Recent reporting frameworks provide a practical route from principles to implementable evidence. TRIPOD+AI clarifies reporting for diagnostic and prognostic prediction models using regression or machine learning methods (2). DECIDE-AI addresses early-stage clinical evaluation of AI-driven decision-support systems, including workflow interaction and human-system communication (3). For generative models and LLM-based applications, TRIPOD-LLM and MI-CLEAR-LLM highlight aspects that are often invisible in conventional biomedical reporting: model identity, access route, prompt and execution details, stochasticity management, adaptation strategy, independence of test data, and task-specific performance reporting (4, 5). These elements are essential because LLM outputs may change with vendor updates, interface modifications, retrieval layers, and prompt variations, even when the nominal clinical task remains the same.
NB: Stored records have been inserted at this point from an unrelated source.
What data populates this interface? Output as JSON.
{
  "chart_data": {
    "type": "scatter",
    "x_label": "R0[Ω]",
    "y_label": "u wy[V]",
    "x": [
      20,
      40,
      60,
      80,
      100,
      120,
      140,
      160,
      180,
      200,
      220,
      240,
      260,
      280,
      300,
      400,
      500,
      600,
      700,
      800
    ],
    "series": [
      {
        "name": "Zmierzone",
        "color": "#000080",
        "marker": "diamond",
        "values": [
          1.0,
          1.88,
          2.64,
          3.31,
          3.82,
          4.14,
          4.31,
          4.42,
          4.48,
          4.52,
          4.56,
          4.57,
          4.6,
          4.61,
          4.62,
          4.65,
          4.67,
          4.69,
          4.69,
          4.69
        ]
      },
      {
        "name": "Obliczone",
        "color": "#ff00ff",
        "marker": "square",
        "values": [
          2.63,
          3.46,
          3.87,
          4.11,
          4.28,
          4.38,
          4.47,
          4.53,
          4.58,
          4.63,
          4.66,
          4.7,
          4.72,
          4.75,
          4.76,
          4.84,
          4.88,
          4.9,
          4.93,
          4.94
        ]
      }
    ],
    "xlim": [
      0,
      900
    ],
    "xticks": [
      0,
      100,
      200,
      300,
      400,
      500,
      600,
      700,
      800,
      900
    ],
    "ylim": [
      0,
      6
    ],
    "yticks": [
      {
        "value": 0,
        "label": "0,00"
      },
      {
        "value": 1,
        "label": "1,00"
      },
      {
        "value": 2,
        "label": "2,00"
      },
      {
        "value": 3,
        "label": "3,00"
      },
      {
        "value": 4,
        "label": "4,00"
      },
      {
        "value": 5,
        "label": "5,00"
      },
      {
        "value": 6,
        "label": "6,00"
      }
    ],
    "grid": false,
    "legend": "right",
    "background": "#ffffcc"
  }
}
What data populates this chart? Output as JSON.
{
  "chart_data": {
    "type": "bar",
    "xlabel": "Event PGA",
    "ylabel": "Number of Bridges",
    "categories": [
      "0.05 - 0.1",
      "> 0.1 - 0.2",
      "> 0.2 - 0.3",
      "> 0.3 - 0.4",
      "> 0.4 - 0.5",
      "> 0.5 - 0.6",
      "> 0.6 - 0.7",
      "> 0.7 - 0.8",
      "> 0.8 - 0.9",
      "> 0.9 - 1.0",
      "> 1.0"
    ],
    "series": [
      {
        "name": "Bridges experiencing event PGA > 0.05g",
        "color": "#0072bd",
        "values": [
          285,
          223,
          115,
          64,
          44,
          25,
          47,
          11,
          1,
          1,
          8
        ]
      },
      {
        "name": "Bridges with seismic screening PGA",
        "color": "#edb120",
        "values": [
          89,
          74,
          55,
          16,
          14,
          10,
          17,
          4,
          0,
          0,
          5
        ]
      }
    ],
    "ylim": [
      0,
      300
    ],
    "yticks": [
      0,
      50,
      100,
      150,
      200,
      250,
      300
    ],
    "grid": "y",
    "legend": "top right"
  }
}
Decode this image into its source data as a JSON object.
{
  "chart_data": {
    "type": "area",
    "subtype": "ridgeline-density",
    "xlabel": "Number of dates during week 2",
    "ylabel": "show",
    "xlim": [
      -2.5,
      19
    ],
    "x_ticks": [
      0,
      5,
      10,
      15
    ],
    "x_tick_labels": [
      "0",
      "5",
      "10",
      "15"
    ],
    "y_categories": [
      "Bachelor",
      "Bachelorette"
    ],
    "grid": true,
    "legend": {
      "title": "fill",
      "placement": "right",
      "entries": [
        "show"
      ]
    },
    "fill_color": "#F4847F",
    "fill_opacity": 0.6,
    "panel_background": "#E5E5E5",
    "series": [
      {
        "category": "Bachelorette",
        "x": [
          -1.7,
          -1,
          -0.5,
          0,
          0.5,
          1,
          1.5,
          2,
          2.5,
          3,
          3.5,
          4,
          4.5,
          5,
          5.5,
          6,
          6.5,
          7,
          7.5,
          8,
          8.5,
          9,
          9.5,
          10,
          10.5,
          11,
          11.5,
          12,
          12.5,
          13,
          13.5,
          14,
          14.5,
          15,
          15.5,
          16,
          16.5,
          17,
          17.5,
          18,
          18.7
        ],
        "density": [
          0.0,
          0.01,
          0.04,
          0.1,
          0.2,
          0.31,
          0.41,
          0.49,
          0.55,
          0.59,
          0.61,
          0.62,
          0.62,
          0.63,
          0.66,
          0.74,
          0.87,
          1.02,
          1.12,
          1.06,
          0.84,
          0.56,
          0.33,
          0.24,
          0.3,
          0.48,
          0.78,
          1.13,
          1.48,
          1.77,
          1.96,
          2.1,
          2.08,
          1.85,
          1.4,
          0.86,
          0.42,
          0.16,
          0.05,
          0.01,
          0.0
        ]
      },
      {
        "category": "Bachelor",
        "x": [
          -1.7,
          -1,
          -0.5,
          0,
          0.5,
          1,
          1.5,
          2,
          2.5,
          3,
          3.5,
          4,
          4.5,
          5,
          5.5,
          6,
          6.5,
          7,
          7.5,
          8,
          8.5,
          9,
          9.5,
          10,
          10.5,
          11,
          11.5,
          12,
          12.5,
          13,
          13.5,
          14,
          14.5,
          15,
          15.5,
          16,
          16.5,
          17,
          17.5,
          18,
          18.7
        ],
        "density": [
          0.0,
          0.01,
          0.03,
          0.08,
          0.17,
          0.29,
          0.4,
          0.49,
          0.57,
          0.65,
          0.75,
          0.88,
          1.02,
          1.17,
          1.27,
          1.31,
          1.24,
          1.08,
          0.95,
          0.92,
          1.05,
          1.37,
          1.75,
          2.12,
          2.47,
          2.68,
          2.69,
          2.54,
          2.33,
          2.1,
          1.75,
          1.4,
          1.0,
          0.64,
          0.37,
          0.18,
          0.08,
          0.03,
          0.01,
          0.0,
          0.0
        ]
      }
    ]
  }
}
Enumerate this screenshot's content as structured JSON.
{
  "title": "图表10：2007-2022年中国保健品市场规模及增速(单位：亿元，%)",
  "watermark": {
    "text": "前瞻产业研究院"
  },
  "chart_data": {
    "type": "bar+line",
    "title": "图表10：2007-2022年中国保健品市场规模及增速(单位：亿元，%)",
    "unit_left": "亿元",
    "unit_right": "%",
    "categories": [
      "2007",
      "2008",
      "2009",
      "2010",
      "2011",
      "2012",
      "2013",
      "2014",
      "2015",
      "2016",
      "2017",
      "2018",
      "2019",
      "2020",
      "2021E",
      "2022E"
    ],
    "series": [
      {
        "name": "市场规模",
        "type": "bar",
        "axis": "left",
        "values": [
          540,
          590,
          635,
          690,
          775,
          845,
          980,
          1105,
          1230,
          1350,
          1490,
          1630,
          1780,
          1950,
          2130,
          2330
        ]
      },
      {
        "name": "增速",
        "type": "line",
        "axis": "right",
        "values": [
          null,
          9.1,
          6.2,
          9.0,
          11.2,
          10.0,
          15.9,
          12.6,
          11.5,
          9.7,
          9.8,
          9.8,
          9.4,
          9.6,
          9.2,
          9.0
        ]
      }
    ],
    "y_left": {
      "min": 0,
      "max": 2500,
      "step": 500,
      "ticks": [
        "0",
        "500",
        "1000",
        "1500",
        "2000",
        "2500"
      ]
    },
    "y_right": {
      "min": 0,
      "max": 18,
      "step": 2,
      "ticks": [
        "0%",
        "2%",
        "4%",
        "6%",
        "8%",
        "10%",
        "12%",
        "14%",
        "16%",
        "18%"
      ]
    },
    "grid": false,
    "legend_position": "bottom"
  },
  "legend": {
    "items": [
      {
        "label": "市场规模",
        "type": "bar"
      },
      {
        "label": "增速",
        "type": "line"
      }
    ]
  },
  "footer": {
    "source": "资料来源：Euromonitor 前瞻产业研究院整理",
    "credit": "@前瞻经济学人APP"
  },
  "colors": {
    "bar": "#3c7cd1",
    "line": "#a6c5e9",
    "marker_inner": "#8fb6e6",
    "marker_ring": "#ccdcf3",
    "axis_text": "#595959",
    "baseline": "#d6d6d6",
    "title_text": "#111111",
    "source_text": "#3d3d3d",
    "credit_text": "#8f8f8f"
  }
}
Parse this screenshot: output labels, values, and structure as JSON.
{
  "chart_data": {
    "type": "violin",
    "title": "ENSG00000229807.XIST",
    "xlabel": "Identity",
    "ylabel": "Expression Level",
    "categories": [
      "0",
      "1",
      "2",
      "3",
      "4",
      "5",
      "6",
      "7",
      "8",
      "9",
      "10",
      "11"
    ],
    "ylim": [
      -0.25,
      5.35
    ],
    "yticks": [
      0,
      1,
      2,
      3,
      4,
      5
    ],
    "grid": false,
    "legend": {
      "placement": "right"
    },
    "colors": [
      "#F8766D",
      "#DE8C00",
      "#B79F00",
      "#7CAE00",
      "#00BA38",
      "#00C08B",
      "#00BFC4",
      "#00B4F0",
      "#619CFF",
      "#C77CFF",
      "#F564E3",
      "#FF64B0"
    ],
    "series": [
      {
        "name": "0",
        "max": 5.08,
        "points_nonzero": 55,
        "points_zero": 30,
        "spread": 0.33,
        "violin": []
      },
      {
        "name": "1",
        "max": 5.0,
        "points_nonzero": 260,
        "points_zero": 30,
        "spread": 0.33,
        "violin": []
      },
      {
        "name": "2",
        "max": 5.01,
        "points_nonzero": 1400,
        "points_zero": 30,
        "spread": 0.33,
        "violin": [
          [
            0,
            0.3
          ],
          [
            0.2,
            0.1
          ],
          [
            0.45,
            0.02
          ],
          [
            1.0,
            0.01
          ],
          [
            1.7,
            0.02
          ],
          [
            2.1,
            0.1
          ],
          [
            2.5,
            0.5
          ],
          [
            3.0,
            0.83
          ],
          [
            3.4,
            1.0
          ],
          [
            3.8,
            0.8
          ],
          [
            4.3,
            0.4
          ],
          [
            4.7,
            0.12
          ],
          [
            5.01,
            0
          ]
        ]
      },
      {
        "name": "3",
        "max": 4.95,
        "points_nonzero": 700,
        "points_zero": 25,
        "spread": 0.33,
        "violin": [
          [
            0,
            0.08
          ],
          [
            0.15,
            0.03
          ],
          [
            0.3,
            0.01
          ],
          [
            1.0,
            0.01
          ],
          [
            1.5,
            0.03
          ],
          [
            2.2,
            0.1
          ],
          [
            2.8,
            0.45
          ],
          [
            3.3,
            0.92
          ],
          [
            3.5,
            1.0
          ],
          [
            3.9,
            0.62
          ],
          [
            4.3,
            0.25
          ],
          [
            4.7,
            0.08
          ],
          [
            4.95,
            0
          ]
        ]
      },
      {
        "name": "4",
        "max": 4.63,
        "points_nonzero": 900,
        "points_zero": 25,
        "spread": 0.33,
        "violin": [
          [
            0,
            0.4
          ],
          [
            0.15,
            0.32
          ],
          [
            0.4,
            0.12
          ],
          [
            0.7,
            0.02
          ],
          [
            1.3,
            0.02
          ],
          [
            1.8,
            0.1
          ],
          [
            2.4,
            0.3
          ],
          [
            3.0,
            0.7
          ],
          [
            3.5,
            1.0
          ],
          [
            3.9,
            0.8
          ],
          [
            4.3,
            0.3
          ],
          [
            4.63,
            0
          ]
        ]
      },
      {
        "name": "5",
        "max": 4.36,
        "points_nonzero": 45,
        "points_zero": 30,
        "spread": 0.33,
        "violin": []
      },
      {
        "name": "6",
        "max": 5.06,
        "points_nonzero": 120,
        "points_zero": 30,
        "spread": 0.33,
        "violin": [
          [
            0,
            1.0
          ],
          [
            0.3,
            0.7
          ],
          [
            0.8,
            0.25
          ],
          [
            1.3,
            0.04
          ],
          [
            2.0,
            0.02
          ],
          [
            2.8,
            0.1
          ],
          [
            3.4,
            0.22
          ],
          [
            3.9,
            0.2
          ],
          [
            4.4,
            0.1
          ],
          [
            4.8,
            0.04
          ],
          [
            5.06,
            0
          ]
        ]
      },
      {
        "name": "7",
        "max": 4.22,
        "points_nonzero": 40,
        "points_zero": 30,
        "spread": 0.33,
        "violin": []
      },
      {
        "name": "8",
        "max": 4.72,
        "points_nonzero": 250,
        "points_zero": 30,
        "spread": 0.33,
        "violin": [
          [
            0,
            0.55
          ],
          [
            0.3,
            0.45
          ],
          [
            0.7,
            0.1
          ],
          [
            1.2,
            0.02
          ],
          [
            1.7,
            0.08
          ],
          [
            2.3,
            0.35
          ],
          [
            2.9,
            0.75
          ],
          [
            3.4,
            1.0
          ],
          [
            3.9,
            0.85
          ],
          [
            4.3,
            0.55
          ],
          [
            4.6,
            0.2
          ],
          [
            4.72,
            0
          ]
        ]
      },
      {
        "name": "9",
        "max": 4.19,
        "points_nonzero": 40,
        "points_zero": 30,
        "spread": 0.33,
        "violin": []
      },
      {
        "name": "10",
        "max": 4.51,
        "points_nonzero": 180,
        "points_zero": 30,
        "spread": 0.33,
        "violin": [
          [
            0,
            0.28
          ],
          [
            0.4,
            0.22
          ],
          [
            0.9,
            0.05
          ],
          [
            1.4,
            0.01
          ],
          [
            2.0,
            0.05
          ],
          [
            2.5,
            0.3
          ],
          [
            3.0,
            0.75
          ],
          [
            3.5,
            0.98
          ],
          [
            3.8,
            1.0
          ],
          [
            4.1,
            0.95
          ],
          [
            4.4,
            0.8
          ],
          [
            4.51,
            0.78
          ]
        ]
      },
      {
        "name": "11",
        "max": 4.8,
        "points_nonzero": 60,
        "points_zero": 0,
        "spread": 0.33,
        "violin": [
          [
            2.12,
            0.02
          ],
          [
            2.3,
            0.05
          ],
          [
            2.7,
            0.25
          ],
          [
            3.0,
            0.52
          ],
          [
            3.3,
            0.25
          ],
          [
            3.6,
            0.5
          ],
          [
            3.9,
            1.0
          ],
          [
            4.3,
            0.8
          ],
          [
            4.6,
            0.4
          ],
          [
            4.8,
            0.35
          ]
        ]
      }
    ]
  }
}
For this reason, healthcare AI governance should include a minimum evidentiary chain before clinical implementation: precise description of the AI system, transparent reporting of the clinical task and intended users, representative test data, clinically meaningful reference standards, external validation when possible, calibration and error analysis, assessment of human-AI interaction, and lifecycle monitoring after deployment. Such a chain would make regulatory and ethical principles auditable rather than merely aspirational.

The commentary rightly emphasizes that AI should augment, not replace, clinicians (1). Meaningful human oversight, however, requires access to interpretable and reproducible evidence. Clinicians cannot responsibly supervise systems whose development, evaluation, and updating are insufficiently reported. Therefore, responsible healthcare AI depends not only on trust, empathy, and regulation but also on methodological transparency. Without robust evidence, responsible transformation may remain incomplete.

Keywords:
Artificial intelligence, clinical validation, methodological transparency

Acknowledgements

The author acknowledges the use of artificial intelligence-based language assistance during the preparation of the manuscript. The final content, interpretation, and conclusions are the sole responsibility of the author.
Financial Disclosure: The author declared no financial support.

References

1
Öney Doğanyiğit S, Yılmaz Altuntaş E. Artificial intelligence in healthcare: a critical moment for responsible transformation. J Acad Res Med. 2026; 16: 1-3.
2
Collins GS, Moons KGM, Dhiman P, Riley RD, Beam AL, Van Calster B, et al. TRIPOD+AI statement: updated guidance for reporting clinical prediction models that use regression or machine learning methods. BMJ. 2024; 385: e078378. Erratum in: BMJ. 2024; 385: q902.
3
Vasey B, Nagendran M, Campbell B, Clifton DA, Collins GS, Denaxas S, et al.; DECIDE-AI Expert Group. Reporting guideline for the early stage clinical evaluation of decision support systems driven by artificial intelligence: DECIDE-AI. BMJ. 2022; 377: e070904.
4
Gallifant J, Afshar M, Ameen S, Aphinyanaphongs Y, Chen S, Cacciamani G, et al. The TRIPOD-LLM reporting guideline for studies using large language models. Nat Med. 2025; 31: 60-9.
5
Park SH, Suh CH, Lee JH, Tejani AS, You SC, Kahn CE, et al. Minimum reporting items for clear evaluation of accuracy reports of large language models in healthcare (MI-CLEAR-LLM): 2025 updates. Korean J Radiol. 2025; 26: 1123-32.